On connaît l’affection que Pierre Larousse portait à son chien Moustache,  qu’il avait présenté à un concours du jardin d’Acclimatation ; moustache n’ayant obtenu aucune distinction, Larousse lui consacre la première page de l’Ecole Normale du 17 mai 1863 et y livre toute sa rancœur ! L’article « chat » est tout aussi révélateur de sa tendresse pour sa chatte Cosette. L’humour avec lequel il manie la prosopopée, tel un La Fontaine, montre un Larousse fin connaisseur de la race, c’est en quelques sorte un Colette avant l’heure !

 « Je m’appelle Cosette et suis âgée d’un an, j’ai d’assez beaux yeux, une oreille passable, le museau rose, les dents blanches, une taille avantageuse. […] Inutile d’ajouter que je suis de bonne maison, ayant des parents au Grand Dictionnaire universel du XIXe siècle. »

Puis il continue :

« Je ne vous cacherai point qu’on me prête quelques défauts… »

S’en suit une colonne charmante de confessions qui ont peu à voir avec celles de saint-Augustin ou de Jean-Jacques Rousseau. Et Larousse emporté par  sa plume affectueuse termine par un post-scriptum :

 » J’oubliai. Mon plus grand bonheur, après celui de vous aimer, est de tremper légèrement l’extrémité de ma patte dans un encrier et de la poser ensuite sur une belle page blanche. J’obtiens ainsi d’admirables résultats. Un savant de mes amis, lunettes sur le nez, s’y est trompé tout dernièrement, et a pris un morceau de ma façon pour la page détachée d’un manuscrit arabe du Xe siècle. Cela m’amène à vous dire que j’écris comme un chat, mais que j’aime comme un chien. « 

Et puisque nous évoquons La Fontaine, il faut bien reconnaître que l’esprit des Contes n’est pas en reste. Nombres d’anecdotes rapportées par Larousse en sont dignes. Qu’on en juge sur pièce, avec ces quelques vers assez connus, dont Pierre Larousse se fait le relais et, d’une certaine manière, le conservateur culturel…

 « On sait que Racine  ne fut pas toujours heureux dans ses amours avec la  Champmeslé.

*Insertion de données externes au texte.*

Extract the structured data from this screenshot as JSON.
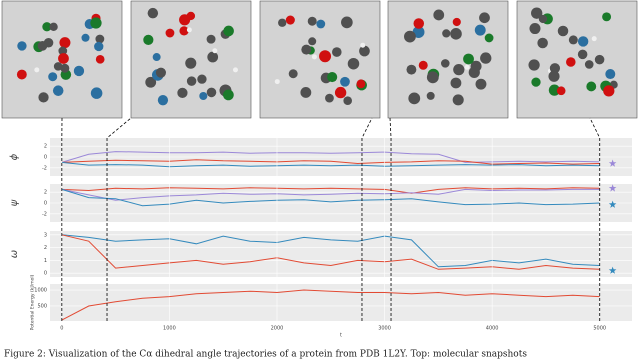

Comme elle l’avait quitté pour le Comte de Clermont-Tonnerre, les plaisants firent sur ce petit  événement le calembour suivant : « le tonnerre l’a déracinée »

Suivent alors six colonnes d’anecdotes  de ce genre:

« Une dame couvrait ses escapades du manteau de la religion, et prenait pour devise ces trois mots : Honneur à Dieu. Un plaisant y fit un léger changement en écrivant : Adieu, honneur. »

ou encore 

Le notaire

Un garde-note ayant fringante épouse,

Chez elle un jour, par le démon poussé,

Entra soudain, n’étant point annoncé,

(Trait ordinaire à toute âme jalouse).

Que vit notre homme ? … ô spectacle odieux !

Nouveau Vulcain, il vit de ses deux yeux

Un autre Mars vaquant au doux mystère ;

Il en frémit… mais le couple fripon

L’osant railler : « Eh bien ! Notre acte est bon,

Convenez-en ; il est devant notaire ».

Larousse a toujours le sourire au coin des lèvres et  même lorsque le sujet ne s’y prête guère, il ne peut s’empêcher de placer son grain de sel pour s’amuser, comme dans l’article « agonie »… la dernière des neufs histoires qu’il évoque est bien un hommage à La Fontaine, jugez plutôt :

« Un loup à l’agonie faisait son examen de conscience : « Je suis vraiment un grand pécheur, disait-il; j’ai dévoré bien des créatures innocentes, et la mort de ce pauvre petit agneau que j’étranglai si injustement autrefois, me remplit aujourd’hui de remords…Je puis attester tous ces faits, interrompit un renard de ses amis, qui l’assistait dans ses derniers moments. Toutes les circonstances en sont encore présentes à ma mémoire : c’était à l’époque où tu manquas d’être étranglé par cet os que la cigogne te retira du gosier. »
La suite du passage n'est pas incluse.